MM: Qui al White, Landini non ce lo vedo molto, però, tra loghi Moet & Chandon, e camerieri con le magliette proprietarie. Menù: linguine all’astice, 21 euro. Spremuta di melograno 5 euro. Muffin senza glutine, 3. C’è un ingresso con scritto “privé”, un manifesto di Giulia De Lellis di “Uomini e Donne”, prossimamente al White.
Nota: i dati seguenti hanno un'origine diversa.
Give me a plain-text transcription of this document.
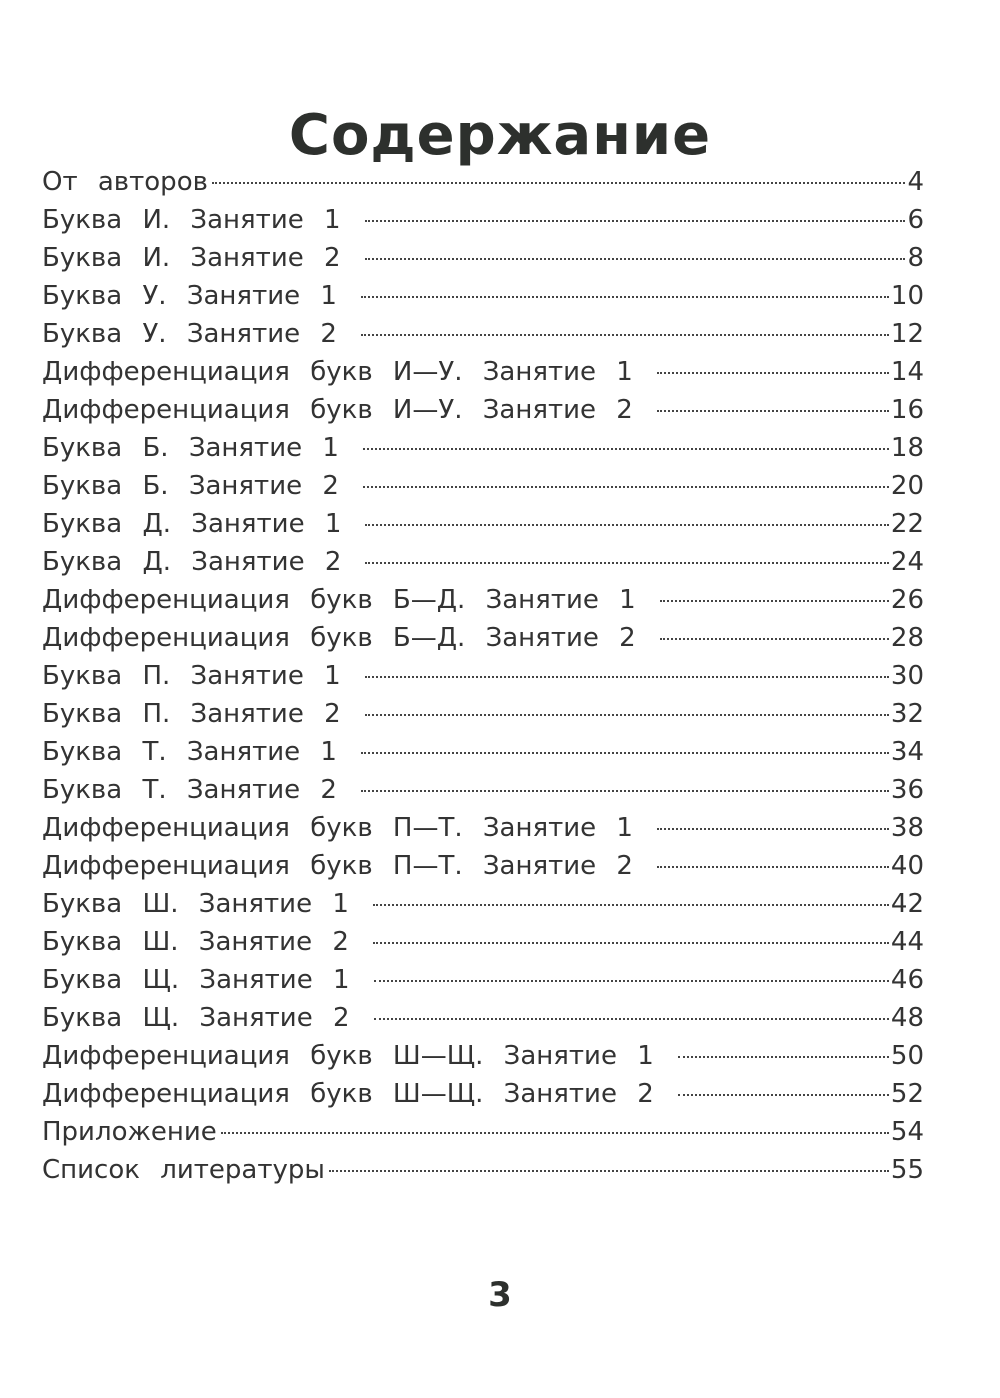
Содержание
От авторов	4
Буква И. Занятие 1	6
Буква И. Занятие 2	8
Буква У. Занятие 1	10
Буква У. Занятие 2	12
Дифференциация букв И—У. Занятие 1	14
Дифференциация букв И—У. Занятие 2	16
Буква Б. Занятие 1	18
Буква Б. Занятие 2	20
Буква Д. Занятие 1	22
Буква Д. Занятие 2	24
Дифференциация букв Б—Д. Занятие 1	26
Дифференциация букв Б—Д. Занятие 2	28
Буква П. Занятие 1	30
Буква П. Занятие 2	32
Буква Т. Занятие 1	34
Буква Т. Занятие 2	36
Дифференциация букв П—Т. Занятие 1	38
Дифференциация букв П—Т. Занятие 2	40
Буква Ш. Занятие 1	42
Буква Ш. Занятие 2	44
Буква Щ. Занятие 1	46
Буква Щ. Занятие 2	48
Дифференциация букв Ш—Щ. Занятие 1	50
Дифференциация букв Ш—Щ. Занятие 2	52
Приложение	54
Список литературы	55
3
Ci sono tavolate con bicchieri di vino ghiacciato, mentre il sole picchia mostruosamente sul lungomare di quattro chilometri, pare Ipanema ma a destra non ci sono i grattacieli bensì villette dignitose. Mattoni, balconi. “Nell’estate del 1959, già segretario della Dc, Moro affittò un appartamento dal professor Alfredo Perugini perché dalle finestre si vedeva il mare. Più tardi insieme ai fratelli decise di comprare una casa. Veniva appena poteva”, dice Di Mario. “L’ultima volta all’inizio di marzo 1978, una decina di giorni prima dell’agguato di via Fani. Portava al mare il nipotino di due anni, Luca, il figlio di Maria Fida. Niente scorte ma solo il maresciallo Leonardi, che riportava indietro il nipotino addormentato in braccio”.
AM: Tutto gronda dignità, un po’ anche passione. “Lui camminava ogni giorno, camminava sempre. A Roma ma soprattutto al mare. Quelli che invitava erano destinati a fare questa passeggiata, da casa a qui”. La casa, ci andiamo, è lontanissima, oltre quattro chilometri, torniamo indietro perché ci gira la testa. Troppo sole. Roba da esercizi spirituali. Come il Moro di Volonté nel “Todo Modo” di Petri. E poi traversate punitive a Ponza, “a digiuno, non si capiva perché, ma poi là lo aspettava il prete, per la comunione”. A un certo punto “aveva comprato un piccolo motoscafo, e si inabissa, e allora chiamano Ginetto detto Tarzan. Calciatore di qualche fortuna, Gino Colabattista a quarant’anni s’era ritirato ma aveva mantenuto lo spirito e il fisico (di qui il nickname). Gestiva lo stabilimento Kursaal e a un certo punto venne chiamato in tutta fretta per disincagliare il modesto motoscafo d’Aldo Moro che lì – talvolta in abito, talvolta in pantaloncini, ma sempre sobriamente – villeggiava”. Non ci sono foto di Moro in pantaloncini, ma ci assicurano che se li metteva.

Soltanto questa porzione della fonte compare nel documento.